Improvements over the existing REPL that comes in clojure.jar

  • A number of readline commands, some not available in earlier JLine versions:
    • navigation to the start/end of lines, and forward/back by word
    • history navigation and search
    • and much much more
  • CTRL-C:
    • kills the currently running command, breaks out of infinite loops, etc.
    • doesn't bail out of the process - stops interruption-friendly operations
  • Code completion for:
    • Clojure vars and namespaces
    • Clojure namespace-qualified vars
    • Java classes, packages
    • Java package-qualified classes, static methods
  • Optional nREPL integration

Installation

REPLy is bundled with Leiningen. If you're using it then you're covered.

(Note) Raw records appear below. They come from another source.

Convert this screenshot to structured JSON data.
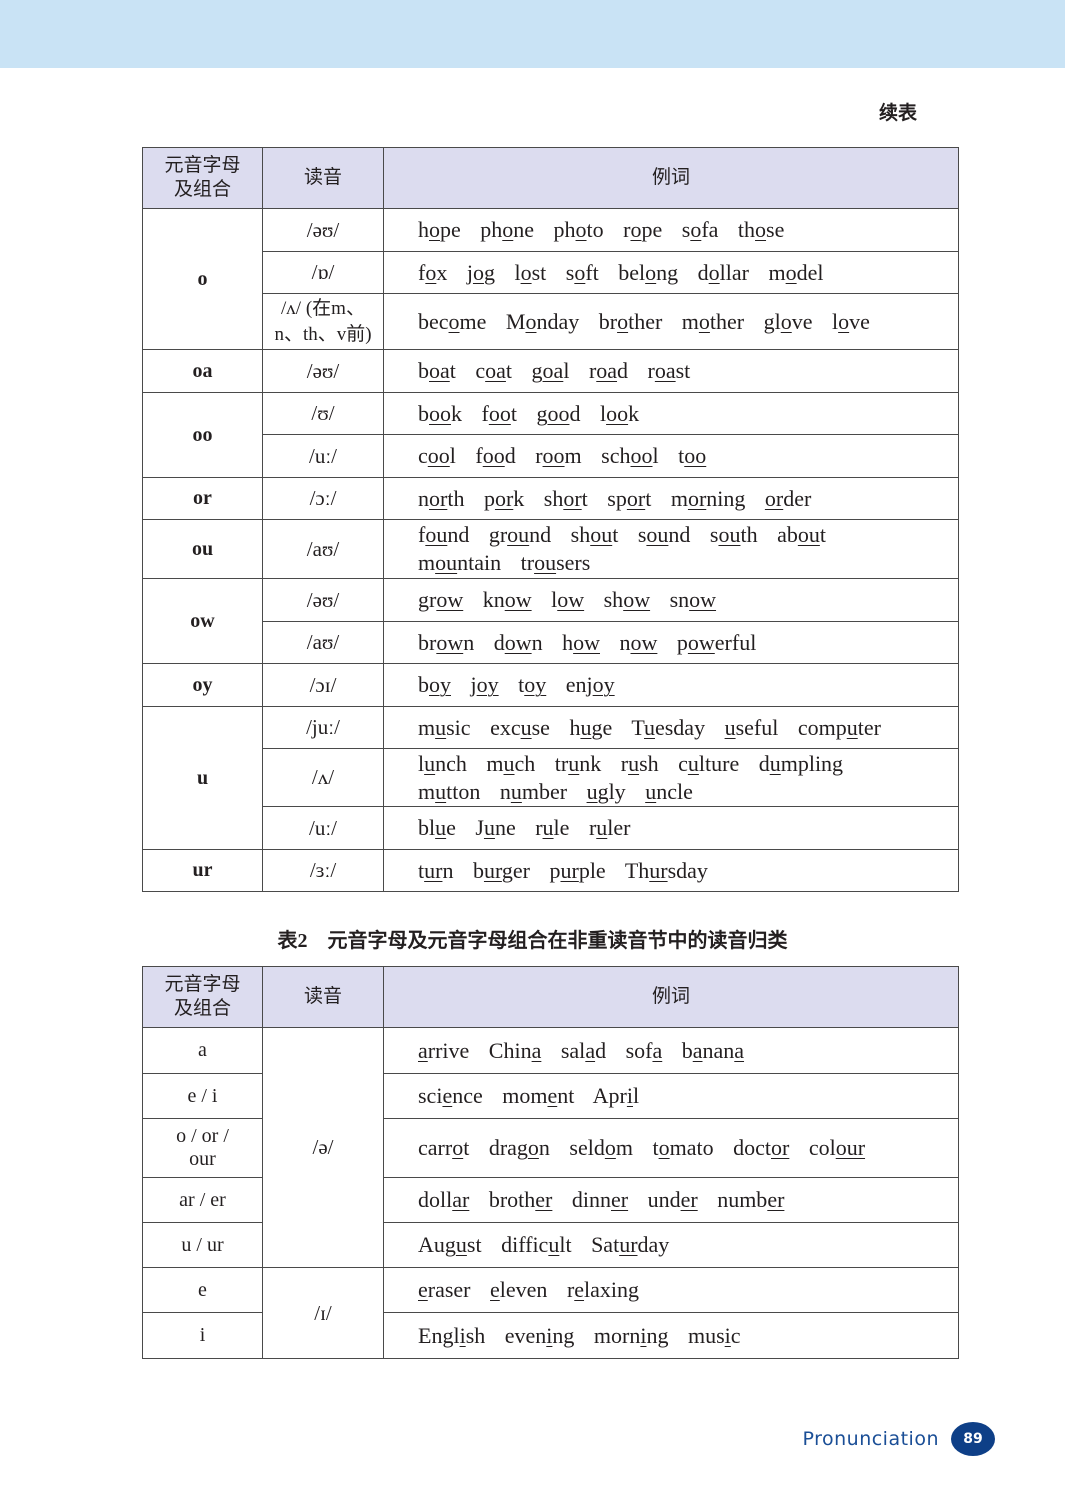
{
  "continued_label": "续表",
  "table1": {
    "headers": [
      "元音字母\n及组合",
      "读音",
      "例词"
    ],
    "groups": [
      {
        "letter": "o",
        "rows": [
          {
            "phon": "/əʊ/",
            "words": [
              [
                "h",
                "o",
                "pe"
              ],
              [
                "ph",
                "o",
                "ne"
              ],
              [
                "ph",
                "o",
                "to"
              ],
              [
                "r",
                "o",
                "pe"
              ],
              [
                "s",
                "o",
                "fa"
              ],
              [
                "th",
                "o",
                "se"
              ]
            ]
          },
          {
            "phon": "/ɒ/",
            "words": [
              [
                "f",
                "o",
                "x"
              ],
              [
                "j",
                "o",
                "g"
              ],
              [
                "l",
                "o",
                "st"
              ],
              [
                "s",
                "o",
                "ft"
              ],
              [
                "bel",
                "o",
                "ng"
              ],
              [
                "d",
                "o",
                "llar"
              ],
              [
                "m",
                "o",
                "del"
              ]
            ]
          },
          {
            "phon": "/ʌ/ (在m、n、th、v前)",
            "words": [
              [
                "bec",
                "o",
                "me"
              ],
              [
                "M",
                "o",
                "nday"
              ],
              [
                "br",
                "o",
                "ther"
              ],
              [
                "m",
                "o",
                "ther"
              ],
              [
                "gl",
                "o",
                "ve"
              ],
              [
                "l",
                "o",
                "ve"
              ]
            ]
          }
        ]
      },
      {
        "letter": "oa",
        "rows": [
          {
            "phon": "/əʊ/",
            "words": [
              [
                "b",
                "oa",
                "t"
              ],
              [
                "c",
                "oa",
                "t"
              ],
              [
                "g",
                "oa",
                "l"
              ],
              [
                "r",
                "oa",
                "d"
              ],
              [
                "r",
                "oa",
                "st"
              ]
            ]
          }
        ]
      },
      {
        "letter": "oo",
        "rows": [
          {
            "phon": "/ʊ/",
            "words": [
              [
                "b",
                "oo",
                "k"
              ],
              [
                "f",
                "oo",
                "t"
              ],
              [
                "g",
                "oo",
                "d"
              ],
              [
                "l",
                "oo",
                "k"
              ]
            ]
          },
          {
            "phon": "/uː/",
            "words": [
              [
                "c",
                "oo",
                "l"
              ],
              [
                "f",
                "oo",
                "d"
              ],
              [
                "r",
                "oo",
                "m"
              ],
              [
                "sch",
                "oo",
                "l"
              ],
              [
                "t",
                "oo"
              ]
            ]
          }
        ]
      },
      {
        "letter": "or",
        "rows": [
          {
            "phon": "/ɔː/",
            "words": [
              [
                "n",
                "or",
                "th"
              ],
              [
                "p",
                "or",
                "k"
              ],
              [
                "sh",
                "or",
                "t"
              ],
              [
                "sp",
                "or",
                "t"
              ],
              [
                "m",
                "or",
                "ning"
              ],
              [
                "",
                "or",
                "der"
              ]
            ]
          }
        ]
      },
      {
        "letter": "ou",
        "rows": [
          {
            "phon": "/aʊ/",
            "words": [
              [
                "f",
                "ou",
                "nd"
              ],
              [
                "gr",
                "ou",
                "nd"
              ],
              [
                "sh",
                "ou",
                "t"
              ],
              [
                "s",
                "ou",
                "nd"
              ],
              [
                "s",
                "ou",
                "th"
              ],
              [
                "ab",
                "ou",
                "t"
              ],
              [
                "m",
                "ou",
                "ntain"
              ],
              [
                "tr",
                "ou",
                "sers"
              ]
            ]
          }
        ]
      },
      {
        "letter": "ow",
        "rows": [
          {
            "phon": "/əʊ/",
            "words": [
              [
                "gr",
                "ow"
              ],
              [
                "kn",
                "ow"
              ],
              [
                "l",
                "ow"
              ],
              [
                "sh",
                "ow"
              ],
              [
                "sn",
                "ow"
              ]
            ]
          },
          {
            "phon": "/aʊ/",
            "words": [
              [
                "br",
                "ow",
                "n"
              ],
              [
                "d",
                "ow",
                "n"
              ],
              [
                "h",
                "ow"
              ],
              [
                "n",
                "ow"
              ],
              [
                "p",
                "ow",
                "erful"
              ]
            ]
          }
        ]
      },
      {
        "letter": "oy",
        "rows": [
          {
            "phon": "/ɔɪ/",
            "words": [
              [
                "b",
                "oy"
              ],
              [
                "j",
                "oy"
              ],
              [
                "t",
                "oy"
              ],
              [
                "enj",
                "oy"
              ]
            ]
          }
        ]
      },
      {
        "letter": "u",
        "rows": [
          {
            "phon": "/juː/",
            "words": [
              [
                "m",
                "u",
                "sic"
              ],
              [
                "exc",
                "u",
                "se"
              ],
              [
                "h",
                "u",
                "ge"
              ],
              [
                "T",
                "u",
                "esday"
              ],
              [
                "",
                "u",
                "seful"
              ],
              [
                "comp",
                "u",
                "ter"
              ]
            ]
          },
          {
            "phon": "/ʌ/",
            "words": [
              [
                "l",
                "u",
                "nch"
              ],
              [
                "m",
                "u",
                "ch"
              ],
              [
                "tr",
                "u",
                "nk"
              ],
              [
                "r",
                "u",
                "sh"
              ],
              [
                "c",
                "u",
                "lture"
              ],
              [
                "d",
                "u",
                "mpling"
              ],
              [
                "m",
                "u",
                "tton"
              ],
              [
                "n",
                "u",
                "mber"
              ],
              [
                "",
                "u",
                "gly"
              ],
              [
                "",
                "u",
                "ncle"
              ]
            ]
          },
          {
            "phon": "/uː/",
            "words": [
              [
                "bl",
                "u",
                "e"
              ],
              [
                "J",
                "u",
                "ne"
              ],
              [
                "r",
                "u",
                "le"
              ],
              [
                "r",
                "u",
                "ler"
              ]
            ]
          }
        ]
      },
      {
        "letter": "ur",
        "rows": [
          {
            "phon": "/ɜː/",
            "words": [
              [
                "t",
                "ur",
                "n"
              ],
              [
                "b",
                "ur",
                "ger"
              ],
              [
                "p",
                "ur",
                "ple"
              ],
              [
                "Th",
                "ur",
                "sday"
              ]
            ]
          }
        ]
      }
    ]
  },
  "table2": {
    "caption_number": "表2",
    "caption_title": "元音字母及元音字母组合在非重读音节中的读音归类",
    "headers": [
      "元音字母\n及组合",
      "读音",
      "例词"
    ],
    "groups": [
      {
        "phon": "/ə/",
        "rows": [
          {
            "letters": "a",
            "words": [
              [
                "",
                "a",
                "rrive"
              ],
              [
                "Chin",
                "a"
              ],
              [
                "sal",
                "a",
                "d"
              ],
              [
                "sof",
                "a"
              ],
              [
                "b",
                "a",
                "nan",
                "a"
              ]
            ]
          },
          {
            "letters": "e / i",
            "words": [
              [
                "sci",
                "e",
                "nce"
              ],
              [
                "mom",
                "e",
                "nt"
              ],
              [
                "Apr",
                "i",
                "l"
              ]
            ]
          },
          {
            "letters": "o / or / our",
            "words": [
              [
                "carr",
                "o",
                "t"
              ],
              [
                "drag",
                "o",
                "n"
              ],
              [
                "seld",
                "o",
                "m"
              ],
              [
                "t",
                "o",
                "mato"
              ],
              [
                "doct",
                "or"
              ],
              [
                "col",
                "our"
              ]
            ]
          },
          {
            "letters": "ar / er",
            "words": [
              [
                "doll",
                "ar"
              ],
              [
                "broth",
                "er"
              ],
              [
                "dinn",
                "er"
              ],
              [
                "und",
                "er"
              ],
              [
                "numb",
                "er"
              ]
            ]
          },
          {
            "letters": "u / ur",
            "words": [
              [
                "Aug",
                "u",
                "st"
              ],
              [
                "diffic",
                "u",
                "lt"
              ],
              [
                "Sat",
                "ur",
                "day"
              ]
            ]
          }
        ]
      },
      {
        "phon": "/ɪ/",
        "rows": [
          {
            "letters": "e",
            "words": [
              [
                "",
                "e",
                "raser"
              ],
              [
                "",
                "e",
                "leven"
              ],
              [
                "r",
                "e",
                "laxing"
              ]
            ]
          },
          {
            "letters": "i",
            "words": [
              [
                "Engl",
                "i",
                "sh"
              ],
              [
                "even",
                "i",
                "ng"
              ],
              [
                "morn",
                "i",
                "ng"
              ],
              [
                "mus",
                "i",
                "c"
              ]
            ]
          }
        ]
      }
    ]
  },
  "footer": {
    "section": "Pronunciation",
    "page_number": "89"
  },
  "colors": {
    "top_band": "#c9e3f5",
    "header_bg": "#dcdcef",
    "footer_text": "#1a4e96",
    "page_badge": "#0e3f87"
  }
}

Here's how to get a standalone version up and running (assuming you have Leiningen installed):

git clone https://github.com/trptcolin/reply.git
cd reply
lein compile
lein run

Usage

Leiningen

The easiest way to use REPLy is simply to run lein repl. That's it!

If you want to check out the latest stuff on REPLy main, you can run lein trampoline run in this project.

Clojure CLI (tools.deps)

Starting REPLy using the clojure command is as easy as:

clojure -Sdeps '{:deps {reply/reply {:mvn/version "0.6.0"}}}' -M -m reply.main

Note: REPLy doesn't pin a Clojure version - it's just a library, so the Clojure version comes from your own deps. To see what your setup resolves to, run clojure -e '(clojure-version)'. More on the distinction between the Clojure CLI and Clojure itself.

Other

If you want to use REPLy from another piece of software, your entry point should be reply.main/launch-nrepl. There are lots of options, which you can learn more about by running (println (last (reply.main/parse-args ["-h"]))).

Debugging

If you're having problems, feel free to open an issue, but the following may help.

For keybinding issues, check out ~/.inputrc - you can mostly use the same specifications there as you can with normal readline applications like bash, but from time to time we do come across missing features that we then add to jline.

By default REPLy quiets JLine's own logging: during startup it sets the org.jline java.util.logging logger to SEVERE. If you need to see what JLine is doing under the hood (handy for debugging keybinding issues), lower that logger's level to something more verbose like FINE after REPLy starts.

You can use the --standalone flag to rule out any nREPL-related questions, but I'm not aware of anyone using --standalone for other purposes. Please let me know if you are!

Thanks

Thanks to the developers of Clojure, JLine, nREPL, and incomplete for their work on the excellent projects that this project depends upon.

Special thanks to 8th Light for allowing me to work on this during our open-source Friday afternoons.

License

Copyright (C) 2011-2026 Colin Jones

Distributed under the Eclipse Public License, the same as Clojure. See the LICENSE file for details.